Copacabana Restaurant (also known as Copacabana Café, or simply Copacabana), is a restaurant at Seattle's Pike Place Market, in the U.S. state of Washington. The business has been described as "one of the oldest Latino restaurants in Seattle", as well as "one of Pike Place's most offbeat eateries".

== Description ==
Copacabana is located in the Triangle Building at Pike Place Market. The restaurant serves Bolivian cuisine and has a patio lined with red chairs. The menu has included paella, pescado a la Espanola, aji de cordero (lamb in spicy peanut sauce), shrimp soup and corn pie, empanadas, pisco sours, wine, a Bolivian Andean beer called Paceña, and a guarana berry soda from the Amazon called Bawls.

== History ==
The business opened in the Sanitary Market in 1964, before relocating to the Triangle Building (1910) in the late 1970s. Copacabana was described as Seattle's only Bolivian restaurant in 1999.
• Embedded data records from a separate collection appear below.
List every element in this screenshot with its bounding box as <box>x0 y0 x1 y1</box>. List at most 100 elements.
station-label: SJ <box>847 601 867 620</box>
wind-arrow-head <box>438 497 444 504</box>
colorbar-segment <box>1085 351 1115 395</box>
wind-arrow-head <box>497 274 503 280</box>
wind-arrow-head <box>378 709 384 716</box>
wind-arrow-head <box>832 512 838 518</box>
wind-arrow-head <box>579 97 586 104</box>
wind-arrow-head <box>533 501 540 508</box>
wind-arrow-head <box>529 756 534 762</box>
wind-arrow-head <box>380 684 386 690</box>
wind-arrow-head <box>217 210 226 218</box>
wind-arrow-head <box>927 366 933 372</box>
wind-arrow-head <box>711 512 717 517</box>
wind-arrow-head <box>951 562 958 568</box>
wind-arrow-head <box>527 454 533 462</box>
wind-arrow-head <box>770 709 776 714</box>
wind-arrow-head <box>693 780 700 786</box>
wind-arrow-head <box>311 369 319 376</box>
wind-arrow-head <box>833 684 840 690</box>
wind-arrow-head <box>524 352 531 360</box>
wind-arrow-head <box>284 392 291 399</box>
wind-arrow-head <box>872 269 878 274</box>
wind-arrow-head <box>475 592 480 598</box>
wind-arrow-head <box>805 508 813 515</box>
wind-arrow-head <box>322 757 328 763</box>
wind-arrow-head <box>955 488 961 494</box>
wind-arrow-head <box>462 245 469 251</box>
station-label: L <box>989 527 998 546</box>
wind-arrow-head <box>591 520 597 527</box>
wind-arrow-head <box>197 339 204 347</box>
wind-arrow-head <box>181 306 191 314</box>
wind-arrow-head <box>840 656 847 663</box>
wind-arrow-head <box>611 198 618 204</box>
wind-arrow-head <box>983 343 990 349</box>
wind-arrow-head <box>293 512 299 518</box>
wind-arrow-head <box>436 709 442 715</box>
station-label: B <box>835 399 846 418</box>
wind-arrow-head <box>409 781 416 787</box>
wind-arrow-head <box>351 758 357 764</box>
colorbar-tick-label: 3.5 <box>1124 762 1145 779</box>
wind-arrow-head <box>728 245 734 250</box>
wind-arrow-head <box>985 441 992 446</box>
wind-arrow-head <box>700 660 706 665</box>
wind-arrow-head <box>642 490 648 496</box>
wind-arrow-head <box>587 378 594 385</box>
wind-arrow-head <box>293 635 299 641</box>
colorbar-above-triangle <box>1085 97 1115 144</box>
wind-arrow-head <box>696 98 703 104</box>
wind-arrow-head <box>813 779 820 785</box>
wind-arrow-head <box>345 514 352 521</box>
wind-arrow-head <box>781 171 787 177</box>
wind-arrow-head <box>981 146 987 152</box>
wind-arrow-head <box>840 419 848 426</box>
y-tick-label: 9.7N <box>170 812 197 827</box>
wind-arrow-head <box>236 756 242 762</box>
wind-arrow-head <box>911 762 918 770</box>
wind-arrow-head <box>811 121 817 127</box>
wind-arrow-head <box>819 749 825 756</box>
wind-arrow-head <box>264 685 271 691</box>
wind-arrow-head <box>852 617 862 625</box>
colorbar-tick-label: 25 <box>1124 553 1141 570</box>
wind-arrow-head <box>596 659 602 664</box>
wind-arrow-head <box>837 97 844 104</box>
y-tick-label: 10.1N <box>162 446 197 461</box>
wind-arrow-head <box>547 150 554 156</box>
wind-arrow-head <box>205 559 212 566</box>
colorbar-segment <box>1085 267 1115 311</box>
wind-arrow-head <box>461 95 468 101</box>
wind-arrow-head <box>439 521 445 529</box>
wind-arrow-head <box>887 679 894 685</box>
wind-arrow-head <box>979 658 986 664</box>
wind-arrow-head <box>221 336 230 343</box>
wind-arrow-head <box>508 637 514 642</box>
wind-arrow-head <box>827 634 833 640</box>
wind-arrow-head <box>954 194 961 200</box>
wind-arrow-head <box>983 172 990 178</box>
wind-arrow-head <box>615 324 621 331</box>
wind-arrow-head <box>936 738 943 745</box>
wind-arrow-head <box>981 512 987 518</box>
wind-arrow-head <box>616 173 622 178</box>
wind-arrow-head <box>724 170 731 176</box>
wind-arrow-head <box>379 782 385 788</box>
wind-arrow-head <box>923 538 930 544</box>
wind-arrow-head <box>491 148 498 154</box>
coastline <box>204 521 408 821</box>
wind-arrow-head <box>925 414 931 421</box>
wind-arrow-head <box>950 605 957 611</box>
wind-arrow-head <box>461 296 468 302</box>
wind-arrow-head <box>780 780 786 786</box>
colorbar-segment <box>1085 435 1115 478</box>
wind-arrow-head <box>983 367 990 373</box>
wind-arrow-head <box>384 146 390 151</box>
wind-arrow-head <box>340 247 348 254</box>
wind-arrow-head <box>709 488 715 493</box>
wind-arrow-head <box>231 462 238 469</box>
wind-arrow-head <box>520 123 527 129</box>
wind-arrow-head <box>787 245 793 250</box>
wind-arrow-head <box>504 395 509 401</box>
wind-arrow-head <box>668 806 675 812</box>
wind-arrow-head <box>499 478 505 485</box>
According to Fodor's, "Much of the strategy that preserved Pike Place Market in the 1960s was hatched at this small Bolivian café."

== Reception ==
In Northwest Best Places (1985), David Brewster said "Copacabana is one of the Pike Place Market's best attractions". In 1999, Sunset magazine said the restaurant's deck "gives patrons one of the best market views".

In 2016, Naomi Tomky of Thrillist wrote, "A gem that’s been hiding in plain sight for 50 years, this Bolivian restaurant is a Market treasure that shouldn’t be overlooked." In 2017, the Not for Tourists Guide to Seattle has recommended the deck for people-watching.